Sensitive Data Detection ¶

API Discovery detects and highlights sensitive data consumed and carried by your APIs, which allows applying encryption, tokenization, or other security controls to protect it and prevent data breaches and transmitting sensitive data across insecure channels or to unauthorized systems. This article describes how to use and configure the feature.

You get Wallarm's sensitive data detection ready-to-use with the comprehensive default configuration. It is also highly customizable: you can fine-tune the existing detection process and extend it with your own data types to detect.

Detection by default¶

By default, API Discovery detects the following types of sensitive data:

Technical data like IP and MAC addresses
Login credentials like secret keys and passwords
Financial data like bank card numbers
Medical data like medical license number
Personally identifiable information (PII) like full name, passport number or SSN

In Wallarm Console, go to API Discovery → Configure API Discovery → Sensitive data to check the list of default sensitive data patterns provided for each of listed types.

Customizing sensitive data detection¶

To make sensitive data detection fully comply with your company's specific needs and industry-specific regulations such as GDPR, HIPAA, PCI DSS, etc., API Discovery provides the ability to fine-tune the detection process (requires NGINX Node 5.0.3 or Native Node 0.7.0 or higher).

Customization empowers you to meet your company's unique data protection obligations. Additionally, if any proprietary or specialized sensitive data elements are presented in your data flows, you will benefit from the ability to define custom regular expressions for their precise identification.

Sensitive data detection is configured with the set sensitive data patterns - each pattern defines specific sensitive data and settings for its search. API Discovery goes with the set of default patterns. You can modify default patterns and add your own in Wallarm Console → API Discovery → Configure API Discovery → Sensitive data.

You can modify or disable the default (out-of-box) patterns and quickly restore them to initial settings if necessary. Your own patterns can be created, modified, disabled and deleted at any moment.

Confidence scores

You can use patterns and context words to configure your sensitive data detection. Choose the confidence scores from 0.1 to 1.0 for your patterns and context words to specify how confident you are that matching this expression or the presence of the string or word next to the sensitive data means the presence of sensitive data. Use appropriate scores to detect more real entities and produce fewer false positives.

The sensitive data is detected if score threshold of 0.3 is reached or exceeded: the context word scores are summed up, from the patterns the biggest is taken. See examples below for better understanding.

You should adjust confidence scores after trying them on actual traffic data.

Pattern-based detection

Use a regular expression in PCRE format to match the expected sensitive data value. When you use a regular expression, detection becomes much more precise. You can use several patterns with different scores. If any is matched, the sensitive data is detected.

Patterns are suitable for fixed-length tokens, IDs, and URIs.

Context words

Wallarm looks at the words around the suspected sensitive data that match the pattern. If any of the context words is found, it boosts the resulting confidence score. The context can come from URL path, query parameter name, JSON keys, and other parameters next to it.

For example, on the picture above, the sensitive data will be detected:

Immediately if the match to JWT or AWS access key ID pattern is found.
If the match to AWS key (weak) is found, by itself it will not result "yes" (score of 0.1 is below threshold of 0.3).
But with the context words access (0.1) and api (0.1) the sum becomes 0.3 and sensitive data is detected.
If we mark auth as mandatory, the situation changes: in absence of auth, scores of presented access and api will be ignored and cannot boost the pattern's score.

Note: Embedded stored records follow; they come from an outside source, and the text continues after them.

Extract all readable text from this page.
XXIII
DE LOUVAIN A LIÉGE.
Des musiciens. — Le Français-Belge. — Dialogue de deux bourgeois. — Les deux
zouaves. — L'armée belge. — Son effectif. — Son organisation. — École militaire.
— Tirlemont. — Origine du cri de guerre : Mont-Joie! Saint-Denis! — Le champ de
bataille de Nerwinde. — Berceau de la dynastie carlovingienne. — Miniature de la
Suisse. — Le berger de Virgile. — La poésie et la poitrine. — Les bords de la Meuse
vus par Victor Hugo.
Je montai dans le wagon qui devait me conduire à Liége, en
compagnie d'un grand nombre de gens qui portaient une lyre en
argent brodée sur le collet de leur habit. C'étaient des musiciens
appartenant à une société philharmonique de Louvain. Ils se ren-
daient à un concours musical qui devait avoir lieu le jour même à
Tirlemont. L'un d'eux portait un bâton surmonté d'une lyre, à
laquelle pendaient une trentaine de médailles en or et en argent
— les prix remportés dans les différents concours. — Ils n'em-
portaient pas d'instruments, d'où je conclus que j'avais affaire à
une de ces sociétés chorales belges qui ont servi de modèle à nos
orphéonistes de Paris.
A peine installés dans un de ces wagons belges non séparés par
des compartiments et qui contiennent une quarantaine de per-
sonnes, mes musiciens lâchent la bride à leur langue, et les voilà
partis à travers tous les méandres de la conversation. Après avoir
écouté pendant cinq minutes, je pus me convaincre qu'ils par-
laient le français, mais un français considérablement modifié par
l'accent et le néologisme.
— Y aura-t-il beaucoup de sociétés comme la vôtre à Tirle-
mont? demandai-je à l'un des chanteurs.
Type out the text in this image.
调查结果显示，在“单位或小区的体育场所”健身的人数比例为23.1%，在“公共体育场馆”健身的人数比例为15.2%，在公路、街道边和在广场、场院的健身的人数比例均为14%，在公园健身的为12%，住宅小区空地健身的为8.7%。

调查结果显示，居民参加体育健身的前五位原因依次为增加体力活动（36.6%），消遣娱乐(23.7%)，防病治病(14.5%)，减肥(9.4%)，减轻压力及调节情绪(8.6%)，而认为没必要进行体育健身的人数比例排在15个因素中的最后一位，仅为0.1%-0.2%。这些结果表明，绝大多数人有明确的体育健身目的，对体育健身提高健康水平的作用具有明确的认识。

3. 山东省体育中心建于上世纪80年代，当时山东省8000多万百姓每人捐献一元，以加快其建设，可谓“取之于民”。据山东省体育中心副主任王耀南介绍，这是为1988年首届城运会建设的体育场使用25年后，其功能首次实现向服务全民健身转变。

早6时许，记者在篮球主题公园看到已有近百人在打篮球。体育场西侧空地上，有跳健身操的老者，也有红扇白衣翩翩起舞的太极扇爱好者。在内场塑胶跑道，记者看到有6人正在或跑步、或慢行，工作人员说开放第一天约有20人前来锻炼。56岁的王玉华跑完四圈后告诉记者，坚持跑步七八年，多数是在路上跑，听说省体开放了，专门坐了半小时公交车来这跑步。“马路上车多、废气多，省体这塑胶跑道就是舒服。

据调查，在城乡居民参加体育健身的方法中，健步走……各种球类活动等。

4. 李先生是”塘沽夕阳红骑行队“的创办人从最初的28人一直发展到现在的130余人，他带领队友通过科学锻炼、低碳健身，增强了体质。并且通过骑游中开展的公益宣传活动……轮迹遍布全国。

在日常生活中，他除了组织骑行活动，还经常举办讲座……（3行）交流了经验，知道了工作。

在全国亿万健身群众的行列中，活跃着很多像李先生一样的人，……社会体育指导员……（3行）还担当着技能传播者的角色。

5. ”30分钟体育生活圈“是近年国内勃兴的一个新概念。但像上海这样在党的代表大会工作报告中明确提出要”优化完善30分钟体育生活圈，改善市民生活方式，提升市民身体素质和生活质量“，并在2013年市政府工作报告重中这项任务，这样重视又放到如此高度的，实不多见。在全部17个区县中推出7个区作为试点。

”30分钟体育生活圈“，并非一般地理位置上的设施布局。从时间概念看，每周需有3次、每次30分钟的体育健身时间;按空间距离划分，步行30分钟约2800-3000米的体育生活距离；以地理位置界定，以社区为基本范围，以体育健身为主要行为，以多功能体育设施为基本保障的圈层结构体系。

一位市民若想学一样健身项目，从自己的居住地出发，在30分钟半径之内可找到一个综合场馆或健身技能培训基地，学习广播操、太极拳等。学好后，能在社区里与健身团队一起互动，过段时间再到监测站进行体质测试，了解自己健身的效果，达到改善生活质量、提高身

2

Context word only-based detection

If you specify context words without patterns, Wallarm decides on sensitive data presence based on the presence of the words. The more the confidence scores sum, the more likely the parameter will be marked as having your described sensitive data.

For some context-only searches, it is necessary to declare some words as mandatory: if the mandatory word is not presented in the value's context, the parameter does not contain sensitive data.

Example: personal_name

Context words:

name
first
middle

We must match middle_name, but not name or middle. So, we set a score for name to 0.1 so we will not match name. But we must give middle a big score of 0.5 because "middle_name" is a strong combination.

To prevent us from detecting "middle" without name, we mark name as mandatory for an entity. If name is not found, no sensitive data is detected.